Drogen- und Waffenfunde nach Scheinhinrichtung in Weimar

Weimar  Weimar. Nach den Schüssen auf einen Polizisten in Weimar, sind zwei Verdächtige wieder auf freiem Fuß, nach einem Dritten wird gefahndet.

Polizeifahrzeuge am 30. Dezember am Tatort in der Berliner Straße in Weimar. Foto: Marcus Scheidel

Polizeifahrzeuge am 30. Dezember am Tatort in der Berliner Straße in Weimar. Foto: Marcus Scheidel

Foto: zgt

Die Scheinhinrichtung eines 26-jährigen Polizisten vor zwei Wochen in Weimar führt offenbar ins Drogenmilieu.

Rauschgift, Waffen und Munition entdeckten Beamte bei der Durchsuchung der Wohnung eines 22-jährigen Verdächtigen. Die bei der Scheinhinrichtung benutzten Schreckschusspistolen wurde nach Informationen unserer Zeitung ebenfalls im Keller gefunden. Zwei der mutmaßlichen Täter, deren Familien aus dem Kosovo sowie der Türkei stammen, sind wieder auf freiem Fuß; nach dem unbekannten Dritten wird gefahndet.

Für Stephan Brandner ist unverständlich, dass die Verdächtigen kurz nach ihrer Festnahme wieder entlassen wurden. „Es besteht Flucht- und Verdunkelungsgefahr“, sagte der justizpolitische Sprecher der AfD-Fraktion gestern auch mit Blick auf den gesuchten Unbekannten. Darin sieht der Jurist Haftgründe.

Brandner fordert eine „lückenlose und widerspruchsfreie Aufklärung“ der Straftat.

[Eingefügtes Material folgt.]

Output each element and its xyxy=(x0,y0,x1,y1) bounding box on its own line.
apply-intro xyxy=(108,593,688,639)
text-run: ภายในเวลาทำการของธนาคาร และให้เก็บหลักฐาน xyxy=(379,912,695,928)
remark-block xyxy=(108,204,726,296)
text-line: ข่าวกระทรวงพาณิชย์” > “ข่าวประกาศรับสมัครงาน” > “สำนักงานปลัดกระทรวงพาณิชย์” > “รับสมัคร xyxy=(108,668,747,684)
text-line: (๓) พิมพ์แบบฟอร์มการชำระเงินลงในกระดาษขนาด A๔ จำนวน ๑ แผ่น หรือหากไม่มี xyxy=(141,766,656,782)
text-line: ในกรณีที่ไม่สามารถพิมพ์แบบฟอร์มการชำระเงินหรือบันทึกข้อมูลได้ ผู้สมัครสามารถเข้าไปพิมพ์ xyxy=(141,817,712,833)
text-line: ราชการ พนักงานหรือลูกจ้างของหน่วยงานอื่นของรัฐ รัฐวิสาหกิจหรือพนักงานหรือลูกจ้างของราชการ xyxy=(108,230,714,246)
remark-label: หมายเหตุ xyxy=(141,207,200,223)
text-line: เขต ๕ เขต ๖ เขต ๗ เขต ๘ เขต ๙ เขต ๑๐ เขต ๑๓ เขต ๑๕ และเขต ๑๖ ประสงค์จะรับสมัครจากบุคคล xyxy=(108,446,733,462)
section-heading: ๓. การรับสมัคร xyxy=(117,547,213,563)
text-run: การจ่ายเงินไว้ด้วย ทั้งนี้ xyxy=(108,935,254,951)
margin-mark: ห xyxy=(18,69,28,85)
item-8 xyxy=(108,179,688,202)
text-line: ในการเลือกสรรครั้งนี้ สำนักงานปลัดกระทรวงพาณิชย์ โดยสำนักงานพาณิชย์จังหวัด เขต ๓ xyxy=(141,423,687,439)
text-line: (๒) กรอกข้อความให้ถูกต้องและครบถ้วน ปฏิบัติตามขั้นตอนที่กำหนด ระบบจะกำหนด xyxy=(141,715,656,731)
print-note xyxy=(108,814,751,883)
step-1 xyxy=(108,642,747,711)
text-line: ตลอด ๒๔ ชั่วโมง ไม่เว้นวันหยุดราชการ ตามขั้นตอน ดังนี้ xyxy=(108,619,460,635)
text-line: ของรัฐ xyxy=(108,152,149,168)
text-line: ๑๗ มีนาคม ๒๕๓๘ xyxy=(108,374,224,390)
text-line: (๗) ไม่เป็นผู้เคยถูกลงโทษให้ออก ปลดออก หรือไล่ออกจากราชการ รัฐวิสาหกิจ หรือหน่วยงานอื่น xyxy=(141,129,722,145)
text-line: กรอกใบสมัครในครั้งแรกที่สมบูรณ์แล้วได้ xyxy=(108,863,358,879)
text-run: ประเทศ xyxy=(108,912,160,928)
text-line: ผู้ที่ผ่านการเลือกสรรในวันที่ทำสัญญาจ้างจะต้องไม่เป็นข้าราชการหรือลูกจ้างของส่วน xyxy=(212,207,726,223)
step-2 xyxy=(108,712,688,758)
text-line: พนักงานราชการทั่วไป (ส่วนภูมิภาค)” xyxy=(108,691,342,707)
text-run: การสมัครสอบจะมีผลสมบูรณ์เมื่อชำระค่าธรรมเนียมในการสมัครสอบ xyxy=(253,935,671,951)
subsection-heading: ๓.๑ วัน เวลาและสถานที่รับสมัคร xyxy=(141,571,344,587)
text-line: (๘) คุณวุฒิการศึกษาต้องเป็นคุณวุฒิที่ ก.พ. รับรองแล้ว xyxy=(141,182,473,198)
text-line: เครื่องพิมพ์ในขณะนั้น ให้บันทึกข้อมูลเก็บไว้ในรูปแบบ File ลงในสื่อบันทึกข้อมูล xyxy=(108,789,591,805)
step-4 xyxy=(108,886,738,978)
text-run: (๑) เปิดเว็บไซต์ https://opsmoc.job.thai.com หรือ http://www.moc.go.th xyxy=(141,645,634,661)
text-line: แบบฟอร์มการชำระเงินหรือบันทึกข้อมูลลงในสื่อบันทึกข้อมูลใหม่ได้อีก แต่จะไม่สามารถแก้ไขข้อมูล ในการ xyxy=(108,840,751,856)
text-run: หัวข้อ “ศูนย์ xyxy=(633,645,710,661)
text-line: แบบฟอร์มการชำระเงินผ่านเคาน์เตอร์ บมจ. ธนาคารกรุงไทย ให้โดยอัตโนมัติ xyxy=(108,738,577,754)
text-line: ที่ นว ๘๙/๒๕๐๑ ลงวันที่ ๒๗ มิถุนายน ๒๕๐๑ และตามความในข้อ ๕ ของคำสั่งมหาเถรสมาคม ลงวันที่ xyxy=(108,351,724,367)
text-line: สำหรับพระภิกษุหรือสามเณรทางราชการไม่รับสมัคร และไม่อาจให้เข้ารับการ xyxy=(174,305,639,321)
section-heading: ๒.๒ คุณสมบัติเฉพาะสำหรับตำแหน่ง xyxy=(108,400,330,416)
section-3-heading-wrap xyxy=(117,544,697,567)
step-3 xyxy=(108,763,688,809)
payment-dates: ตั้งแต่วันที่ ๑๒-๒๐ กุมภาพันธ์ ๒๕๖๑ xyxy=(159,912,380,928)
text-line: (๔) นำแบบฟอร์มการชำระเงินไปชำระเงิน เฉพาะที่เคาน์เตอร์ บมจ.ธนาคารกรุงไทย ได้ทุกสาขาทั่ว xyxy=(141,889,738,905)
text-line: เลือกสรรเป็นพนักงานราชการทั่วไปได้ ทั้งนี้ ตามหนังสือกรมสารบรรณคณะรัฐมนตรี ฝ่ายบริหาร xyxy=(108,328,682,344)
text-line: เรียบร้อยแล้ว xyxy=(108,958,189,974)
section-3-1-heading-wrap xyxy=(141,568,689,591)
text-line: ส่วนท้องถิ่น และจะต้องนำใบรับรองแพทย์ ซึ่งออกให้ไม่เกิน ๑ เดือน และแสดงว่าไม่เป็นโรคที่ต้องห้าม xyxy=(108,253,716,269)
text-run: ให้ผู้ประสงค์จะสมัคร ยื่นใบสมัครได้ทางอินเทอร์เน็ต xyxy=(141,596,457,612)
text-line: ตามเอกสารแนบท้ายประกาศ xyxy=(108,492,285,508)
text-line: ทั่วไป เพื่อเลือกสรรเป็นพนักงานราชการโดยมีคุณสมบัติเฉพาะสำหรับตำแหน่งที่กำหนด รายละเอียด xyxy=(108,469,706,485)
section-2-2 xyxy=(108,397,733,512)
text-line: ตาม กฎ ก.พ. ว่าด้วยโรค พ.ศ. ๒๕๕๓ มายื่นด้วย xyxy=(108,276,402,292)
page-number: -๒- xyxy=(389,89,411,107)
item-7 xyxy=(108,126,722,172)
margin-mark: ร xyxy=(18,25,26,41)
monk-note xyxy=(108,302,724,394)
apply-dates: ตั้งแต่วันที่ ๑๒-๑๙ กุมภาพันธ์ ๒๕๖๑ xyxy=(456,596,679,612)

Insbesondere geht es um die Details der sogenannten Scheinhinrichtung. Nach Auffassung der Staatsanwaltschaft, sagt Brandner, sei der Vorfall nicht so dramatisch gewesen, wie er dargestellt wurde, auch vom Leiter der Polizeiinspektion Weimar, Ralf Kirsten.

Laut Polizei verhielt es sich so: Zwei Polizeibeamte in Zivil wollten am späten Abend des 30. Dezember in Weimar einen Radfahrer kontrollieren; denn Fahrraddiebstähle kommen dort derzeit häufiger vor. Der 36-Jährige trat jedoch in die Pedalen, woraufhin die Beamten ihn verfolgten – einer im Auto, der 26-Jährige zu Fuß.

Bei dieser Jagd wurde der junge Polizist plötzlich von drei Männern überrascht und umstellt. Sie forderten ihn auf, sich niederzuknien. Es half ihm nicht, dass er sich als Polizist zu erkennen gab: Zwei Täter feuerten mit Schreckschusspistolen, zwei Meter von seinem Kopf entfernt, mehrfach auf den Beamten. Der dritte Täter, hinter dem Opfer, schlug ihm ins Gesicht. Der Polizist musste mit dem Verdacht auf eine Hörschädigung ins Krankenhaus.

„Dass jemand eine Schusswaffe auf Polizeibeamte richtet und abdrückt, ist so ziemlich die härteste Situation“, sagte Polizeichef Kirsten. Der Beamte ist wieder im Dienst. Die ihm angebotene psychologische Hilfe hat er abgelehnt.